2. L'illégalité d'une décision administrative individuelle constitue une faute qui peut être invoquée pour fonder un recours à fin de réparation du préjudice causé, quand bien même cette décision serait devenue définitive. Saisi d'une demande indemnitaire, il appartient au juge administratif d'accorder réparation des préjudices de toute nature, directs et certains, qui résultent de cette illégalité fautive.
Sur la demande d'indemnisation fondée sur l'absence de reprise d'ancienneté :
3. Aux termes de l'article 204 de la loi organique du 19 mars 1999 relative à la Nouvelle-Calédonie : " I. - Les actes du congrès, de sa commission permanente et de son président, du sénat coutumier et de son président, de l'assemblée de province, de son bureau et de son président mentionnés au II sont exécutoires de plein droit dès qu'il a été procédé à leur publication au Journal officiel de la Nouvelle-Calédonie ou à leur notification aux intéressés, ainsi qu'à leur transmission au haut-commissaire ou à son représentant dans la province, par le président du congrès, par le président de la commission permanente, par le président du sénat coutumier ou par le président de l'assemblée de province () / II. - Sont soumis aux dispositions du I les actes suivants : / A. - Pour le congrès : / 1° Ses délibérations ou celles prises par sa commission permanente par délégation du congrès () ". En vertu du 1) de l'article 1er de l'arrêté du 18 août 1905 fixant les délais après lesquels les lois, décrets, arrêtés et règlements sont exécutoires dans le Territoire, les règlements sont exécutoires dans la commune de Nouméa le lendemain de leur publication dans le Journal officiel du Territoire.

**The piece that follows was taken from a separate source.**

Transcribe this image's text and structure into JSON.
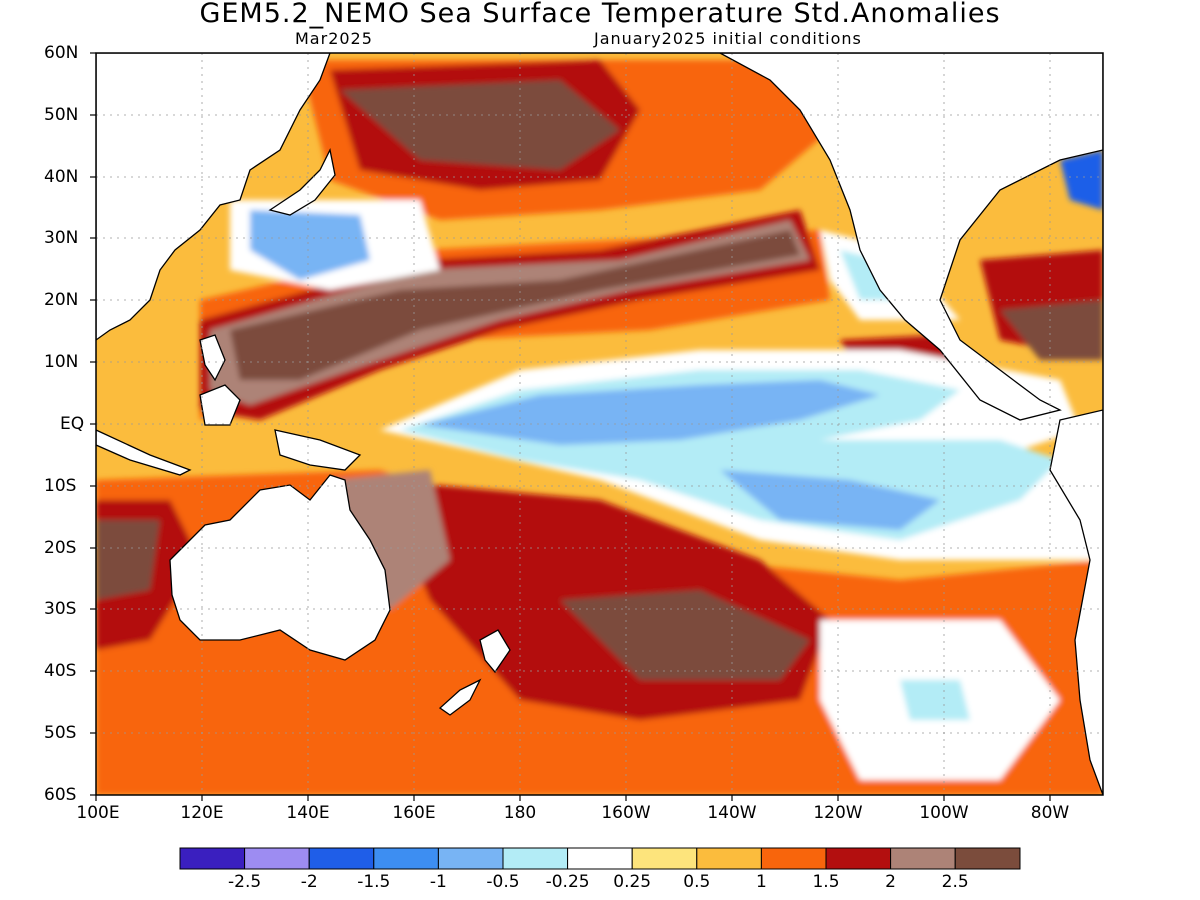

4. Aux termes de l'article 23 de l'arrêté du 22 août 1953 portant statut général des fonctionnaires des cadres territoriaux : " Les fonctionnaires sont recrutés suivant l'une ou suivant l'une et l'autre des modalités ci-après : / () / 2° - Pour l'accès à certains corps et cadres d'emplois dont la liste est fixée par voie de délibération, sur présentation par les candidats de titres ou diplômes énumérés limitativement par les statuts particuliers ". Aux termes de l'article 23-1 du même arrêté, créé par l'article 13 de la délibération n° 217 du 29 décembre 2016 prise en application de la loi du pays n° 2016-18 du 19 décembre 2016 relative à la résorption de l'emploi précaire dans les fonctions publiques de Nouvelle-Calédonie, dans sa rédaction applicable : " Les agents recrutés au titre des points 1° et 2° de l'article 23 justifiant de l'exercice d'une ou plusieurs activités professionnelles en tant que salarié, dans des fonctions et domaines d'activités en rapport avec ceux du corps dans lequel ils sont recrutés, et sous réserve que ces activités aient été effectuées alors que l'intéressé était titulaire d'un diplôme permettant le recrutement au sein dudit corps, peuvent prétendre à une reprise de leur ancienneté ainsi acquise. / Les intéressés sont nommés dans le grade de recrutement à un échelon déterminé en prenant en compte la moitié de cette durée totale d'activité professionnelle, sans que cette dernière ne puisse excéder six années. La reprise d'ancienneté est calculée selon la durée moyenne d'avancement. / () ". Ces dispositions de l'article 23-1 sont entrées en vigueur le 18 janvier 2017, le lendemain de la date de la publication de la délibération du 29 décembre 2016 au Journal officiel de la Nouvelle-Calédonie.
5. En l'espèce, il résulte de l'arrêté n° 2016-15330/GNC-Pr du 26 septembre 2016 paru au Journal officiel du 6 octobre 2016 que Mme A a été recrutée sur titre dans le corps des pharmaciens du cadre de la santé de la Nouvelle-Calédonie à compter du 3 octobre 2016. Pour l'application des dispositions de l'article 23-1 de l'arrêté du 22 août 1953, et contrairement à ce que la requérante soutient, la date de recrutement à prendre en compte est celle de la nomination comme stagiaire et non celle de sa titularisation. L'intéressée ayant été ainsi recrutée avant l'entrée en vigueur, le 18 janvier 2017, de l'article 23-1 de l'arrêté du 22 août 1953, elle ne pouvait prétendre au bénéfice de l'application de ces dispositions prévoyant une reprise d'ancienneté des services accomplis lors d'une activité salariée antérieure. Par suite, sans qu'il soit besoin, en tout état de cause, de statuer sur la fin de non-recevoir opposée en défense, aucune illégalité fautive ne peut être retenue à l'encontre de la Nouvelle-Calédonie s'agissant de l'absence de reprise d'ancienneté.
6. Il résulte de ce qui précède que les conclusions à fin d'indemnisation présentées par Mme A à raison de l'absence de la reprise de son ancienneté doivent être rejetées.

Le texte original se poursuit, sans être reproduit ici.